Strauss was polishing off a
glazed when Greaves arrived. The
Lieutenant threw down the file and hummed a few bars from Rocky.
“What’s this?” Strauss asked.
He wiped off the straw fibers surrounding his toothless mouth.
“The Meriwether Case. FBI
wants you to report to Langley by one.”
Strauss glanced down at his
watch. “Challenge accepted.”
Chapter
2
A burly man sat on his coach. An empty apple pie tin sat
on the table beside him, along with a Redskins bobble head signed “to George”.
He pulled a pocket knife from the chest pocket of his XXL flannel and dug the
grime from his fingernails. Bits of rope were amid the usual dirt.
A strange noise hit George’s
ears. He glanced around, then locked his eyes on the door to his basement. Patiently, he traversed the room, opened the
door, and stomped down his fur-lined stairs.
Sixty gallons of water filled
the aquarium taking up the back wall of the cellar. Half a dozen plants seemed to dance as they
were buffeted by the bubble-maker on the tank’s gravelly bottom. A single fish thrashed near the surface. A red herring.

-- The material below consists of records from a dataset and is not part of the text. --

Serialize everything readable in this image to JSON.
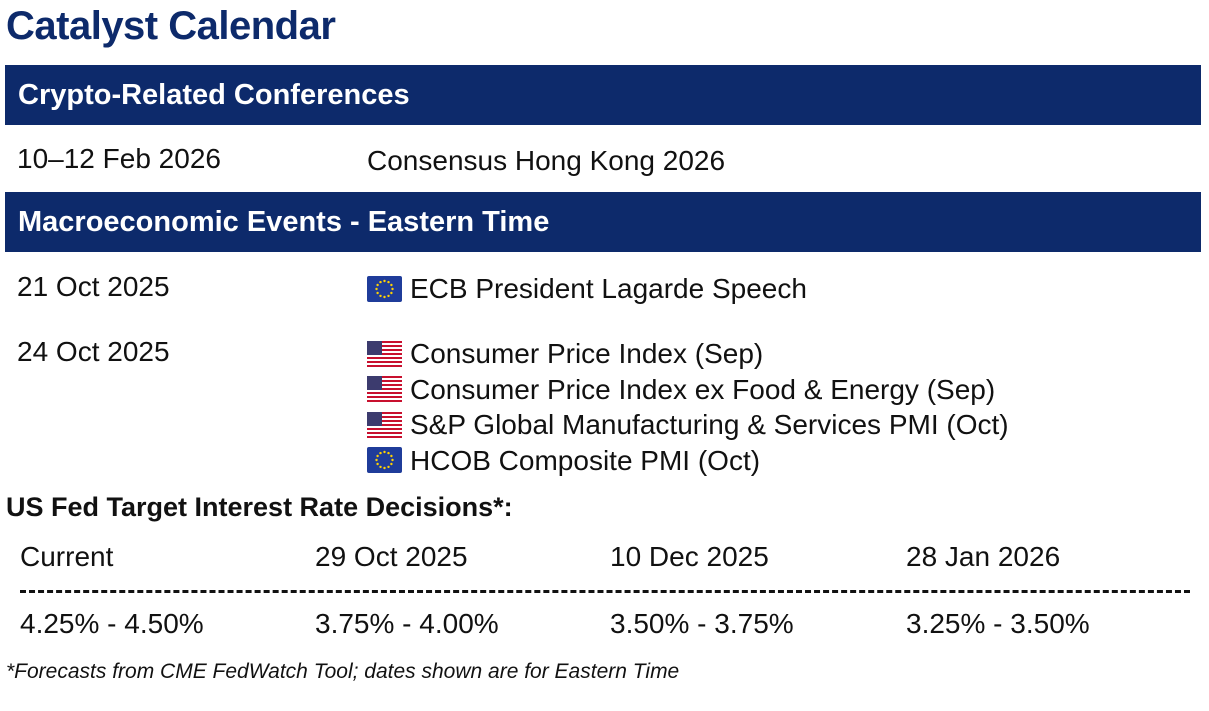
{
  "title": "Catalyst Calendar",
  "sections": {
    "conferences": {
      "heading": "Crypto-Related Conferences",
      "rows": [
        {
          "date": "10–12 Feb 2026",
          "events": [
            {
              "flag": "",
              "text": "Consensus Hong Kong 2026"
            }
          ]
        }
      ]
    },
    "macro": {
      "heading": "Macroeconomic Events - Eastern Time",
      "rows": [
        {
          "date": "21 Oct 2025",
          "events": [
            {
              "flag": "eu-flag-icon",
              "text": "ECB President Lagarde Speech"
            }
          ]
        },
        {
          "date": "24 Oct 2025",
          "events": [
            {
              "flag": "us-flag-icon",
              "text": "Consumer Price Index (Sep)"
            },
            {
              "flag": "us-flag-icon",
              "text": "Consumer Price Index ex Food & Energy (Sep)"
            },
            {
              "flag": "us-flag-icon",
              "text": "S&P Global Manufacturing & Services PMI (Oct)"
            },
            {
              "flag": "eu-flag-icon",
              "text": "HCOB Composite PMI (Oct)"
            }
          ]
        }
      ]
    }
  },
  "fed": {
    "heading": "US Fed Target Interest Rate Decisions*:",
    "columns": [
      {
        "date": "Current",
        "rate": "4.25% - 4.50%"
      },
      {
        "date": "29 Oct 2025",
        "rate": "3.75% - 4.00%"
      },
      {
        "date": "10 Dec 2025",
        "rate": "3.50% - 3.75%"
      },
      {
        "date": "28 Jan 2026",
        "rate": "3.25% - 3.50%"
      }
    ]
  },
  "footnote": "*Forecasts from CME FedWatch Tool; dates shown are for Eastern Time",
  "colors": {
    "brand_navy": "#0d2a6b",
    "text": "#111111",
    "eu_blue": "#1f3c9a",
    "eu_star": "#ffd200",
    "us_red": "#c8102e",
    "us_blue": "#3c3b6e"
  }
}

George nodded self-assuredly
and tossed a soda from a mini-fridge beside his Ping-Pong table into the
corner.
Chapter
3
Strauss knocked on the door of a humble townhouse
a stone throw from DC. The man who answered the door looked both gaunt and
puffy. His cheeks clung tightly across prominent cheekbones, yet the skin
beneath his eyes was black and swollen.
“DC police,” Strauss said,
flashing his badge. “I’m here to ask some questions regarding your daughter’s
disappearance.”
By now a woman had appeared
as well. Her face was coated thickly with bronzer and vanishing cream. “Please,
come in,” she said, not sounding too excited about it.
“When did you see your
daughter last, Mrs. Neeson?” Strauss asked once he was seated at the dining
room table. He pulled a pencil from behind his ear and opened a notepad.
“Two days ago, during her
dance recital,” Mrs. Neeson said.
Strauss nodded. “And when did
you notice that she was missing?”
“Sh-she,” stammered Mr.
Neeson “didn’t come back on st-stage to take her bow. It was always her…always
her favorite part.” He took out a handkerchief and blew into it loudly.
“Where was this dance recital
taking place?”
Mrs. Neeson answered, “at the
Youth Theatre on Shifty Street.”
Strauss looked up from his
pad and gave each of the Neesones a look. “Thank you. I’m on it.”